This got me thinking, How do the actor sides and the
playwright sides coexist in these people? What are they thinking about as they
embark on the process of making someone else’s creation come to life? Currently
onstage as Victoria in SpeakEasy Stage’s The Motherf**ker with the Hat, Melinda Lopez offered some thoughts on wearing
both, well, hats…
Sometimes I imagine I know what Mr. Guirgis is thinking –
like – when a scene builds to an impossible pitch, and you're like, “what the
fuck is this person’s problem?” and then he drops a giant revelation that
completely changes everything – and I think – yeah – he wrote himself into a
corner, and then the character just said that – and Guirgis didn’t know it when
he started the scene. But now it’s true. That happens in my scene with the
wonderful Jaime Carillo, who plays Jackie – when – at an impossibly late
moment, Victoria (who I am playing) reveals (spoiler alert) her husband got
Jackie’s girlfriend pregnant. It’s such a great theatrical shock moment – and
what’s even better – is that in the playing of it – the discovery works
backwards and forwards. The audience suddenly sees everything that came before
in a new way – and sees Victoria in a completely new way – and also everything
that moves forward is forever changed. The actor has so much authority in that
moment – because – getting back to my original thought – it feels like it was
revealed to the writer in the moment as well.

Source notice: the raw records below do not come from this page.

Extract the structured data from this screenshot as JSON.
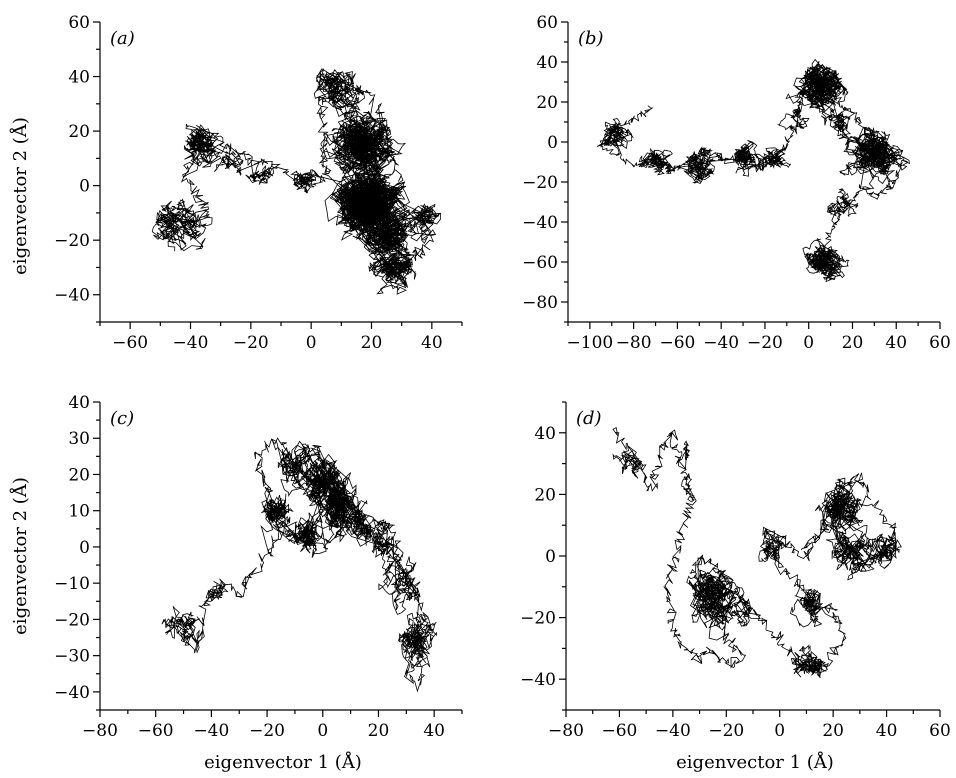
{
  "chart_data": [
    {
      "type": "line",
      "panel": "(a)",
      "xlabel": "",
      "ylabel": "eigenvector 2 (Å)",
      "xlim": [
        -70,
        50
      ],
      "ylim": [
        -50,
        60
      ],
      "xticks": [
        -60,
        -40,
        -20,
        0,
        20,
        40
      ],
      "yticks": [
        -40,
        -20,
        0,
        20,
        40,
        60
      ],
      "series": [
        {
          "clusters": [
            [
              -44,
              -15,
              6
            ],
            [
              -35,
              15,
              6
            ],
            [
              -27,
              7,
              4
            ],
            [
              -16,
              3,
              4
            ],
            [
              -2,
              2,
              4
            ],
            [
              8,
              36,
              6
            ],
            [
              17,
              15,
              8
            ],
            [
              20,
              -6,
              9
            ],
            [
              25,
              -18,
              6
            ],
            [
              27,
              -30,
              6
            ],
            [
              37,
              -12,
              5
            ]
          ],
          "path_x": [
            -46,
            -49,
            -42,
            -38,
            -33,
            -42,
            -38,
            -32,
            -27,
            -19,
            -12,
            -6,
            0,
            5,
            3,
            8,
            12,
            17,
            22,
            26,
            18,
            15,
            13,
            20,
            26,
            30,
            27,
            24,
            18,
            22,
            31,
            36,
            39,
            34,
            28,
            31,
            26,
            20,
            13,
            17,
            24,
            20,
            16,
            22
          ],
          "path_y": [
            -23,
            -10,
            -6,
            -18,
            -12,
            4,
            22,
            19,
            14,
            9,
            7,
            3,
            5,
            2,
            42,
            33,
            24,
            36,
            30,
            15,
            8,
            -2,
            -12,
            -6,
            -4,
            0,
            11,
            22,
            13,
            -9,
            -17,
            -12,
            -21,
            -27,
            -32,
            -36,
            -30,
            -22,
            -14,
            -8,
            -3,
            3,
            10,
            5
          ]
        }
      ]
    },
    {
      "type": "line",
      "panel": "(b)",
      "xlabel": "",
      "ylabel": "",
      "xlim": [
        -110,
        60
      ],
      "ylim": [
        -90,
        60
      ],
      "xticks": [
        -100,
        -80,
        -60,
        -40,
        -20,
        0,
        20,
        40,
        60
      ],
      "yticks": [
        -80,
        -60,
        -40,
        -20,
        0,
        20,
        40,
        60
      ],
      "series": [
        {
          "clusters": [
            [
              -88,
              3,
              6
            ],
            [
              -68,
              -10,
              6
            ],
            [
              -50,
              -12,
              6
            ],
            [
              -30,
              -8,
              6
            ],
            [
              -15,
              -8,
              5
            ],
            [
              -5,
              8,
              5
            ],
            [
              5,
              28,
              9
            ],
            [
              12,
              10,
              6
            ],
            [
              30,
              -5,
              9
            ],
            [
              15,
              -30,
              5
            ],
            [
              8,
              -60,
              6
            ]
          ],
          "path_x": [
            -72,
            -78,
            -88,
            -95,
            -86,
            -78,
            -70,
            -62,
            -54,
            -46,
            -38,
            -30,
            -22,
            -16,
            -10,
            -6,
            -3,
            1,
            4,
            8,
            12,
            20,
            28,
            35,
            42,
            45,
            38,
            30,
            25,
            18,
            12,
            8,
            3,
            6,
            10,
            12,
            8,
            4
          ],
          "path_y": [
            17,
            12,
            8,
            -2,
            -8,
            -12,
            -9,
            -14,
            -10,
            -4,
            -9,
            -7,
            -14,
            -9,
            -2,
            12,
            24,
            36,
            40,
            30,
            20,
            14,
            4,
            -4,
            -13,
            -9,
            -22,
            -28,
            -22,
            -30,
            -40,
            -52,
            -55,
            -62,
            -70,
            -65,
            -58,
            -48
          ]
        }
      ]
    },
    {
      "type": "line",
      "panel": "(c)",
      "xlabel": "eigenvector 1 (Å)",
      "ylabel": "eigenvector 2 (Å)",
      "xlim": [
        -80,
        50
      ],
      "ylim": [
        -45,
        40
      ],
      "xticks": [
        -80,
        -60,
        -40,
        -20,
        0,
        20,
        40
      ],
      "yticks": [
        -40,
        -30,
        -20,
        -10,
        0,
        10,
        20,
        30,
        40
      ],
      "series": [
        {
          "clusters": [
            [
              -50,
              -22,
              5
            ],
            [
              -38,
              -14,
              3
            ],
            [
              -18,
              10,
              5
            ],
            [
              -10,
              22,
              5
            ],
            [
              0,
              18,
              6
            ],
            [
              5,
              12,
              6
            ],
            [
              -6,
              3,
              4
            ],
            [
              13,
              6,
              5
            ],
            [
              22,
              0,
              5
            ],
            [
              28,
              -10,
              5
            ],
            [
              33,
              -25,
              5
            ]
          ],
          "path_x": [
            -56,
            -52,
            -46,
            -42,
            -36,
            -30,
            -24,
            -18,
            -14,
            -20,
            -24,
            -17,
            -11,
            -6,
            0,
            4,
            8,
            2,
            -4,
            -10,
            -14,
            -6,
            2,
            10,
            16,
            22,
            27,
            30,
            34,
            36,
            40,
            35,
            30,
            34,
            37
          ],
          "path_y": [
            -24,
            -20,
            -29,
            -14,
            -10,
            -13,
            -6,
            0,
            6,
            16,
            26,
            29,
            24,
            28,
            24,
            20,
            14,
            12,
            4,
            1,
            6,
            4,
            0,
            8,
            4,
            0,
            -4,
            -8,
            -14,
            -20,
            -24,
            -30,
            -35,
            -38,
            -32
          ]
        }
      ]
    },
    {
      "type": "line",
      "panel": "(d)",
      "xlabel": "eigenvector 1 (Å)",
      "ylabel": "",
      "xlim": [
        -80,
        60
      ],
      "ylim": [
        -50,
        50
      ],
      "xticks": [
        -80,
        -60,
        -40,
        -20,
        0,
        20,
        40,
        60
      ],
      "yticks": [
        -40,
        -20,
        0,
        20,
        40
      ],
      "series": [
        {
          "clusters": [
            [
              -57,
              30,
              4
            ],
            [
              -36,
              34,
              3
            ],
            [
              -34,
              24,
              3
            ],
            [
              -25,
              -14,
              7
            ],
            [
              -15,
              -18,
              4
            ],
            [
              -2,
              2,
              4
            ],
            [
              12,
              -17,
              5
            ],
            [
              22,
              16,
              6
            ],
            [
              27,
              0,
              6
            ],
            [
              40,
              2,
              5
            ],
            [
              10,
              -35,
              5
            ]
          ],
          "path_x": [
            -62,
            -58,
            -52,
            -48,
            -44,
            -40,
            -37,
            -33,
            -38,
            -42,
            -40,
            -36,
            -30,
            -26,
            -22,
            -18,
            -14,
            -20,
            -28,
            -34,
            -30,
            -24,
            -16,
            -8,
            0,
            8,
            14,
            18,
            24,
            20,
            14,
            6,
            0,
            -6,
            2,
            10,
            18,
            24,
            30,
            34,
            38,
            44,
            40,
            32,
            26,
            20,
            14,
            8
          ],
          "path_y": [
            41,
            34,
            28,
            22,
            36,
            40,
            30,
            18,
            4,
            -10,
            -22,
            -30,
            -34,
            -30,
            -34,
            -36,
            -32,
            -26,
            -16,
            -8,
            0,
            -4,
            -12,
            -20,
            -26,
            -36,
            -38,
            -34,
            -26,
            -18,
            -14,
            -8,
            -4,
            8,
            4,
            0,
            12,
            22,
            26,
            18,
            14,
            8,
            2,
            -4,
            2,
            10,
            6,
            2
          ]
        }
      ]
    }
  ]
}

Now I don't know Mr. Stephen Adley Guirgis. If I did, I’d be
making him breakfast in bed right now. I don’t know how he wrote the play –
maybe he’s an outline guy with everything plotted out beforehand – but I just
kind of doubt it. I think he didn’t have any idea where that hat came from when
he started writing the play. If I ever meet him, I’ll ask him (and also ask him
about the pancakes scene). But I do know that being inside a great play, as an
actor, you really do feel like you’re in the writer’s brain. And because I’m
also a writer, I sometimes think, “yeah, that happened to me too.”
I was stuck writing Sonia Flew. I had
created this really important talisman with Sonia's ring. This big theatrical
moment in the passing of the ring from one generation to the next – in the
past. And I knew the ring was just not there in the present. I looked for it,
and it wasn’t there. And I kept wondering, “where the fuck is that ring?” And
then I wrote Sonia's last speech, when she gets on the airplane, and knows she
will never see her parents again. And she told me. “I threw it in the toilet.”
And I just kind of sat there crying, and going, “Wow. That is exactly right.”